Con le sue opere dogmatico-religiose e filosofiche teologiche, Mosè Maimonide ha rappresentato un audace e rigoroso tentativo di pensare insieme il Logos della filosofia greca e la Rivelazione che ha nella Torà il suo libro.
Nell'opera teoricamente più importante, la Guida dei Perplessi, Maimonide cerca di mostrare, dice Laras, "che tra la verità emergente dall'indagine filosofica e la verità offerta dalla Rivelazione non c'è contrasto di sostanza, entrambe derivando da una medesima fonte ... L'originalità della Guida consiste nell'aver ridotto la complessa dottrina dell'ebraismo in una concezione filosofica da contrapporre al sistema filosofico aristotelico, al fine di mostrarne la superiorità".

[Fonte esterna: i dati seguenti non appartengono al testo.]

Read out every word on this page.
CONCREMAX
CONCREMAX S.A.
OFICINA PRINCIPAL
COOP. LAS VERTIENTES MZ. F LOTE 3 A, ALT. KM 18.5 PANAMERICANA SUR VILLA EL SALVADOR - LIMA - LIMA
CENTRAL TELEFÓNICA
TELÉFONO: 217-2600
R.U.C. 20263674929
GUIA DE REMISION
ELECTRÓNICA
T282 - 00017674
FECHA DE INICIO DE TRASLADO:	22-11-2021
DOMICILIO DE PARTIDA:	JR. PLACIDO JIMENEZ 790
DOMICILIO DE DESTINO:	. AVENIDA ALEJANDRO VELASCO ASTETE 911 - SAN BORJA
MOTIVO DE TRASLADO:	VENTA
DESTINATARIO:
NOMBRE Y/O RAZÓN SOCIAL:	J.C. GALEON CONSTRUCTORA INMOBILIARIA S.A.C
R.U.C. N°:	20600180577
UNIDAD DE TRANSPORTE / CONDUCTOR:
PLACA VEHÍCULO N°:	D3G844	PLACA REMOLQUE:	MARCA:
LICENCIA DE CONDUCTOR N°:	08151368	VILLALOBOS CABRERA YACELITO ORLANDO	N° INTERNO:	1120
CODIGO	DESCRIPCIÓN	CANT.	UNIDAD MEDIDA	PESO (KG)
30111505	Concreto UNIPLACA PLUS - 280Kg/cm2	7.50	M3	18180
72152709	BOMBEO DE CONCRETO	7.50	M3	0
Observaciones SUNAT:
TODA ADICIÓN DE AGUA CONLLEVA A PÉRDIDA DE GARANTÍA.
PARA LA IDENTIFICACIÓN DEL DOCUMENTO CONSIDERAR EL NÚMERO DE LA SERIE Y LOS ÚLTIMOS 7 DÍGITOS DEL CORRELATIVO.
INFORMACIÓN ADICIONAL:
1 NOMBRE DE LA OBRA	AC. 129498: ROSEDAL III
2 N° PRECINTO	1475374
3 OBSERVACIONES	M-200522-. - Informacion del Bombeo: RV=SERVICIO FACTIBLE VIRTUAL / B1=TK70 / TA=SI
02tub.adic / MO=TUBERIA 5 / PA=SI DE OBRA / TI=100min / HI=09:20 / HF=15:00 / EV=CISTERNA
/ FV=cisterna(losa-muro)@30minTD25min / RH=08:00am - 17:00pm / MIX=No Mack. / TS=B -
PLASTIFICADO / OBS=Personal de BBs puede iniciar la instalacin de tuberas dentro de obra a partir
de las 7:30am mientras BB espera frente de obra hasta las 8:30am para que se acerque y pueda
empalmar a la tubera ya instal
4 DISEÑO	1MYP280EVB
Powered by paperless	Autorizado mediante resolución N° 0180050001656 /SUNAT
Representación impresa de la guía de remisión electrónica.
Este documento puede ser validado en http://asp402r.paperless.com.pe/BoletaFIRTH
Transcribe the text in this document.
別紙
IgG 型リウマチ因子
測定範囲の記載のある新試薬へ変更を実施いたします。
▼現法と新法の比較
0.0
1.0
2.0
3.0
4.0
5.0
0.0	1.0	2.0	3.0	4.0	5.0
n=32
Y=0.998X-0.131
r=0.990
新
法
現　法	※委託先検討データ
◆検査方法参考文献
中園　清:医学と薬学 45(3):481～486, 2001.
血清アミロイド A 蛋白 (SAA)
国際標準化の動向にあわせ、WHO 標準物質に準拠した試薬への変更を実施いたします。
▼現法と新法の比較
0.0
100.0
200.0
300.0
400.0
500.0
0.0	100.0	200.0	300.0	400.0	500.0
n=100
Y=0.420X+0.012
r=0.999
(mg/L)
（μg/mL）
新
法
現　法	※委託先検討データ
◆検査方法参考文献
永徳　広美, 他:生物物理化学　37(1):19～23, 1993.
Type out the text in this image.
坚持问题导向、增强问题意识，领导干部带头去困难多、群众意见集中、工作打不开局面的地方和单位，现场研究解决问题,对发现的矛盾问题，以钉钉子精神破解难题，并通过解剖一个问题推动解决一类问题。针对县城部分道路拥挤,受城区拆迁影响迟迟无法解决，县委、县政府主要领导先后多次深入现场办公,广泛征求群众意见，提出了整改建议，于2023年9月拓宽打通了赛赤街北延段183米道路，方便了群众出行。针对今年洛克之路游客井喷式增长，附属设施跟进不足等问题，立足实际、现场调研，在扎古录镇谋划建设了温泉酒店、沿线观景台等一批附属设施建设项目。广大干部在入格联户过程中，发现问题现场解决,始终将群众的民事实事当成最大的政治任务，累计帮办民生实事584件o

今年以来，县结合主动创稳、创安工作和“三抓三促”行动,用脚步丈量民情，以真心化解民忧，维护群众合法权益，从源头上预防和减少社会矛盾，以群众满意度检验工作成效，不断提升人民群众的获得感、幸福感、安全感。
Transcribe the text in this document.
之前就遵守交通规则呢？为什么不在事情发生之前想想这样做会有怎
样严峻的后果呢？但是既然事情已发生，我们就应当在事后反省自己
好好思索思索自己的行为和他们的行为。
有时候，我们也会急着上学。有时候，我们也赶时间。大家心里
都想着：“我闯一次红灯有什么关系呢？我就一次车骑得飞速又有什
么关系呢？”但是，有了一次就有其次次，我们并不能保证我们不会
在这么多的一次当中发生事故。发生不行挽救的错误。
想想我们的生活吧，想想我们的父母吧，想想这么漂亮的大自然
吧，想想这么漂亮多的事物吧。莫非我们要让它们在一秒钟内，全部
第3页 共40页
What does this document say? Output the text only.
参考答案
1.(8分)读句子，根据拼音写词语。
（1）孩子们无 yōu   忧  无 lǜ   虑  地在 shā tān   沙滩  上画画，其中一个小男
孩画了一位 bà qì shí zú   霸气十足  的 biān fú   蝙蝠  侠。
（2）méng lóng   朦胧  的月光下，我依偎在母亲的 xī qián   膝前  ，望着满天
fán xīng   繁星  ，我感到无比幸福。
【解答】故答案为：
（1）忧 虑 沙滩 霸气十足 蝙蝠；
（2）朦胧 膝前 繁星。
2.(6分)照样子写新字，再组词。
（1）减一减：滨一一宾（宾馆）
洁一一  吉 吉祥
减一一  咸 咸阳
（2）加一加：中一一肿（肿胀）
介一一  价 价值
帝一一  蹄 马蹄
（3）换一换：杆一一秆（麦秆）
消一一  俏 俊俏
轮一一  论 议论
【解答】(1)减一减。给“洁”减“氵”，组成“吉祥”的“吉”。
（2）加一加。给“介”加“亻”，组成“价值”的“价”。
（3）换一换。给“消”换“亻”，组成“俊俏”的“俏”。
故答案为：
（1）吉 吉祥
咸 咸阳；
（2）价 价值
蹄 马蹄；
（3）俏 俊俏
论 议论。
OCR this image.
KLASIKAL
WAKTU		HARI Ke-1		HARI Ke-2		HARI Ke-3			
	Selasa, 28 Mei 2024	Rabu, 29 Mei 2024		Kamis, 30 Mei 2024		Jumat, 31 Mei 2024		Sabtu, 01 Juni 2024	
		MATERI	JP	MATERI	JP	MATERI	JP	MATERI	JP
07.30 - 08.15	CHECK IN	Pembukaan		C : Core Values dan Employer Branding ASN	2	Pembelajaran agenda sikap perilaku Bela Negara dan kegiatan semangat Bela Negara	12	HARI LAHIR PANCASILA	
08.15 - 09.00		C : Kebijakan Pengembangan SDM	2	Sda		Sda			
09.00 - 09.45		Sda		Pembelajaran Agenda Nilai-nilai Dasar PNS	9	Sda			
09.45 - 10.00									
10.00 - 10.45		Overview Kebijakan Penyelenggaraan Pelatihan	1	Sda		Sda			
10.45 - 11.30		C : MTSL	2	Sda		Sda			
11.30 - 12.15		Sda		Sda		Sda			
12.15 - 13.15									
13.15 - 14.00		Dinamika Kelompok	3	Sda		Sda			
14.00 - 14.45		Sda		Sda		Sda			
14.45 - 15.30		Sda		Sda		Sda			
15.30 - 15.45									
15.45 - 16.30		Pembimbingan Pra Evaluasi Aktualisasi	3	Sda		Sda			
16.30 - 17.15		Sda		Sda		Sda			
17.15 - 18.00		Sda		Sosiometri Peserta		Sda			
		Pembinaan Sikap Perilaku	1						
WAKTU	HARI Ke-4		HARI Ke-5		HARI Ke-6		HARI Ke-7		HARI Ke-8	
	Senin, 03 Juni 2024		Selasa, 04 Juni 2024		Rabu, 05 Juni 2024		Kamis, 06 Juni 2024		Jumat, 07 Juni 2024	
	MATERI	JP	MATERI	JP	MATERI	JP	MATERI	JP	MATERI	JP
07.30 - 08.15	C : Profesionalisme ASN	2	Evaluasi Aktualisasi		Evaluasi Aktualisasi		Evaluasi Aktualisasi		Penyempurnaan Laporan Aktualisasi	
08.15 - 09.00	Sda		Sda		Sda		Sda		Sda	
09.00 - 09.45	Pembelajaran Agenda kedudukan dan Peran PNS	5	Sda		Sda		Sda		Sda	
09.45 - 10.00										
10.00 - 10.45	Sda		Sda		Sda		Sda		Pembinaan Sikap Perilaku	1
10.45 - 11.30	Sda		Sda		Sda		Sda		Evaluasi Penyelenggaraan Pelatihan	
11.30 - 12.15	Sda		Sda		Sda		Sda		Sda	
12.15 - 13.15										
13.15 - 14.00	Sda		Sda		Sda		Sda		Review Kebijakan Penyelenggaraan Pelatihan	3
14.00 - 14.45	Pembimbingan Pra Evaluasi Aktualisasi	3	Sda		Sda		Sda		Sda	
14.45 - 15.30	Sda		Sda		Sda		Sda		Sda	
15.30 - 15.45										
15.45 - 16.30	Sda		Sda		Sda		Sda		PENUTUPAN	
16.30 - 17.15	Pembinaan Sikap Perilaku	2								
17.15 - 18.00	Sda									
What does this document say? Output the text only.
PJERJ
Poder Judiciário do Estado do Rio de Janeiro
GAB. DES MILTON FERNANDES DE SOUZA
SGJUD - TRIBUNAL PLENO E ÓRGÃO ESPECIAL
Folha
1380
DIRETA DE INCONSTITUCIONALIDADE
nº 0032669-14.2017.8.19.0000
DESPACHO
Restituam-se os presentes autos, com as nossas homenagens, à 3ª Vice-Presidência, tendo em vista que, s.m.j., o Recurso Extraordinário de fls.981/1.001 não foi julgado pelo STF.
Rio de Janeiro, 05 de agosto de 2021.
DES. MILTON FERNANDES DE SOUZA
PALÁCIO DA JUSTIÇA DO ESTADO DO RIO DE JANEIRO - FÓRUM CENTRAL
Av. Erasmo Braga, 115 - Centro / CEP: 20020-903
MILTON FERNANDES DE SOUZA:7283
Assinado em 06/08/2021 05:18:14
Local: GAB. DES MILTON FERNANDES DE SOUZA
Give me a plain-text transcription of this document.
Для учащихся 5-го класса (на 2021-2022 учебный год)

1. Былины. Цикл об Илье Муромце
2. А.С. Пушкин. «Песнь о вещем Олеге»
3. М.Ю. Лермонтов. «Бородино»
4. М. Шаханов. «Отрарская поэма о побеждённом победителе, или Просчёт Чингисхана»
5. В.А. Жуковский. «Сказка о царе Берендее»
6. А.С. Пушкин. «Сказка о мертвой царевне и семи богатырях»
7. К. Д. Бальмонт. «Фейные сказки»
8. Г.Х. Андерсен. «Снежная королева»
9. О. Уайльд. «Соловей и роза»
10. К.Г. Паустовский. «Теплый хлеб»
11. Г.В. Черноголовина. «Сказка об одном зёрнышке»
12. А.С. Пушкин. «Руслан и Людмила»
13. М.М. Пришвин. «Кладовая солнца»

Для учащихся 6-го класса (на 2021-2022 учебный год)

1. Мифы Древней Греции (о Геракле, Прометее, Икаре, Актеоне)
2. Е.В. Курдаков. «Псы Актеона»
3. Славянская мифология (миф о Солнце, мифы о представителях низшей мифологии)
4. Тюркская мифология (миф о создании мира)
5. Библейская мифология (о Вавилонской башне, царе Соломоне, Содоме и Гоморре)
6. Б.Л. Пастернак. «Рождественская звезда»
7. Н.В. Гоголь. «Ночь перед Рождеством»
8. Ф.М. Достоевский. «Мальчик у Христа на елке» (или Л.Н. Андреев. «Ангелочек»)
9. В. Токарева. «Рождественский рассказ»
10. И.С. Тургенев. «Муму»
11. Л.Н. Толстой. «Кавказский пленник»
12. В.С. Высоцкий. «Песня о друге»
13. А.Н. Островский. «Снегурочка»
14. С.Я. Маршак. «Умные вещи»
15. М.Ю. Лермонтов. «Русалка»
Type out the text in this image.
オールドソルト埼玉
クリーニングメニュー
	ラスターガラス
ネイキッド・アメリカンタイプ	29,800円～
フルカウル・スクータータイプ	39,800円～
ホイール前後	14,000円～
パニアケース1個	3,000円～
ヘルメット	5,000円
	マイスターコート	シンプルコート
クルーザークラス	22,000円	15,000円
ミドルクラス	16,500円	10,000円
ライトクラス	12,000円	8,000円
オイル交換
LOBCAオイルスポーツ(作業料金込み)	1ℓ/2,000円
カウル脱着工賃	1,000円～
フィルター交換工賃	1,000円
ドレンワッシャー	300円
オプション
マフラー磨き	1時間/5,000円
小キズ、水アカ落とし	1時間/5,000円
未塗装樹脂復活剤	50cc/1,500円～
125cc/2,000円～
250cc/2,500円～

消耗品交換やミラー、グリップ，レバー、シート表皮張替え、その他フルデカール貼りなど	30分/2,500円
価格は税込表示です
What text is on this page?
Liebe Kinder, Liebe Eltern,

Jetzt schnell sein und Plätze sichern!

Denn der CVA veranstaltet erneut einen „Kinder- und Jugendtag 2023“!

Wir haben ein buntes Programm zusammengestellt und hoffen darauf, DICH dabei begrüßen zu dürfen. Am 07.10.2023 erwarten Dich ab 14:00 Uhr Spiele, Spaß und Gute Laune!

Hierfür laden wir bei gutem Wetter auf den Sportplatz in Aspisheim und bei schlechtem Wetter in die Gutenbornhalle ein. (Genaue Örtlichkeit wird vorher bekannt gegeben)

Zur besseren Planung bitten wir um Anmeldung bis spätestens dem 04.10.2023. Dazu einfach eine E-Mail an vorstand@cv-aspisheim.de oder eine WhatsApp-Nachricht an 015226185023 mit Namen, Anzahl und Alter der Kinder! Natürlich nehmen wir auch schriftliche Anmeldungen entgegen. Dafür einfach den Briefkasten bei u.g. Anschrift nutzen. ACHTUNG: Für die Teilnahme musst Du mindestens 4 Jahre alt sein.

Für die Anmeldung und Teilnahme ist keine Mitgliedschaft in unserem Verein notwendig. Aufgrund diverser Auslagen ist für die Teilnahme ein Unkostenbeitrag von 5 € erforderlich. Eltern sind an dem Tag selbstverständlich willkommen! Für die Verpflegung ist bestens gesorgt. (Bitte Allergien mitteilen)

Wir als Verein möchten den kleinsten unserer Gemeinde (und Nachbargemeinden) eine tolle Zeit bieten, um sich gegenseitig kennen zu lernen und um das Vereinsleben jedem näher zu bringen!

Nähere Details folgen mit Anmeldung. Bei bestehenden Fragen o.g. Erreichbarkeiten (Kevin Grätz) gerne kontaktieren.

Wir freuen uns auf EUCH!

Rav Laras condurrà la sua lezione lungo i sorprendenti sentieri del pensiero tracciati da Maimonide: Dio, il mondo, l'uomo, l'anima, la profezia.
Rav Giuseppe Laras è professore di Storia della Filosofia Ebraica presso la Facoltà di Lettere e Filosofia dell'Università Statale di Milano. E' stato Rabbino Capo della Comunità Ebraica di Milano. Studioso del pensiero ebraico medievale, ha dedicato le sue ricerche, in particolare, al pensiero di Mosè Maimonide, tra cui Gli otto capitoli-La dottrina etica (Roma, 1983).